25. Juni 2009 (Donnerstag) - von Johannes
txtr verspricht “iTunes für Texte”
Noch knapp vier Monate dauert es, bis der txtr Reader zur Frankfurter Buchmesse in den Handel kommt. Aber schon jetzt dürfte der wohl äußerlich eher unscheinbare Sechs-Zoller vom Berliner IT-Startup Wizpac das meisterwartete eBook Lesegerät Deutschlands sein.
In einem heute veröffentlichten Interview mit dem Börsenblatt präzisierte Unternehmenschef Andreas Steinhauser, was man sich für eReader und Community unter “vernetztem Lesen” vorstellt.
Bereits bekannt – und für sich in dieser Kombination schon einzigartig – war, dass der txtr Reader GSM/3G- und WLAN-Modul mitbringen wird. Doch der Datenaustausch soll sich nicht auf eine einseitige Befüllung des Lesegeräts über txtr.com beschränken.
Möglich sein soll auch die Kommunikation zwischen zwei txtr Lesegeräten und – spannend für Bibliotheken und Buchhandungen – die ortsbezogene Zugänglichkeit von Dokumenten sein.
Nutzungsszenarien, die nur bei einer entsprechenden Verbreitung des txtr Reader Sinn ergeben. Die möchte Wizpac aber nicht über Dumpingpreise erreichen, betonte Steinhauser nochmals im Interview. Sollte es bis zum Herbst keine außergewöhnlichen Marktentwicklungen (etwa der Rollout vom Amazon Kindle) hierzulande geben, dürfte das Lesegerät kaum unter EUR 300 über Ladentische gehen.
Trotzdem rechnet man in Berlin mit einer großen Resonanz, ist auf sechsstellige Verkaufszahlen eingestellt. Damit würde der txtr Reader wohl sehr zeitnah zum deutschen Bestseller avancieren.
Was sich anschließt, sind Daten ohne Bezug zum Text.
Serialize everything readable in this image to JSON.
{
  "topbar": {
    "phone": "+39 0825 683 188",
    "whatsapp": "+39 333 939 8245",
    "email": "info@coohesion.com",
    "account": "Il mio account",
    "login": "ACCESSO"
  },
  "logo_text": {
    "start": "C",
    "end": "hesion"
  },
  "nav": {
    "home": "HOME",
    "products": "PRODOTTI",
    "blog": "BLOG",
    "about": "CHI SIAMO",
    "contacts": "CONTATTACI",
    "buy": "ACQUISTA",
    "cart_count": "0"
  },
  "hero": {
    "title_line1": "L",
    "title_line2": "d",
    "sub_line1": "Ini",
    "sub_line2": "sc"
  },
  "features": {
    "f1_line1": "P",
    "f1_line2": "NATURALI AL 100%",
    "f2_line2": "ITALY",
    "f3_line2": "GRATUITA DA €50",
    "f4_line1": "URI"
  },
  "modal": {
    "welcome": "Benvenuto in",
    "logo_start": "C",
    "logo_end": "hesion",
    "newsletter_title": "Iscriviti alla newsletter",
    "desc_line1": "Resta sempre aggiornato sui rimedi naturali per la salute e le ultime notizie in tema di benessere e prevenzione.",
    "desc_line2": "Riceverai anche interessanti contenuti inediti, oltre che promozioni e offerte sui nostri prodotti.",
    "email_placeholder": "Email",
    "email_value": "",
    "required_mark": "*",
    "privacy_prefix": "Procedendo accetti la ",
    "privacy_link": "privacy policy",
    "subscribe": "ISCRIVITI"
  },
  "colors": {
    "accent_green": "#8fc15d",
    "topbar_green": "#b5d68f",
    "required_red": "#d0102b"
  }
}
Selbst aus der gesamten Amazon Kindle Familie konnten in den letzten 1,5 Jahren nur (geschätzte) rund 600.000 Einheiten abgesetzt werden.
Um die ambitionierten Ziele zu erreichen, wird Wizpac Käufern seines Lesegeräts mehr “Zusatznutzen” bieten müssen als einen (im Interview angesprochen) mitdrehenden Bildschirm. Der Schlüssel für den Durchbruch dürfte vielmehr die leichte Zugänglichkeit einer Vielzahl attraktiver und preiswerter oder kostenloser Inhalte sein. Hier orientiert sich Steinhauser am richtigen Vorbild, wenn er ein “iTunes für Texte” verspicht.
Entsprechend wird mit Hochdruck an der Fertigstellung des Portals gearbeitet. Seit unserer Besprechung vor elf Tagen kam unter anderem die gesamte deutschsprachige Project Gutenberg Bibliothek im epub Format hinzu. Von der Zielmarke “1 Million Texte zum Rollout des txtr Reader” ist es aber wohl noch ein weiter Weg.
Auf einige Erfolgsfaktoren haben die Hauptstädter zudem wenig Einfluss. “Vernetztes Lesen” nebst dem unkomplizierten Tausch von Lesenswertem funktioniert kaum mit restriktiv DRM-geschützten Büchern. Hier ist txtr.com ebenso wie bei der Bepreisung auf Verlage angewiesen, wo frei durch das Cyberspace schwirrende Bestseller wohl eher wie ein wahrgewordener Alptraum denn als Chance auf Mehrabsatz wahrgenommen werden.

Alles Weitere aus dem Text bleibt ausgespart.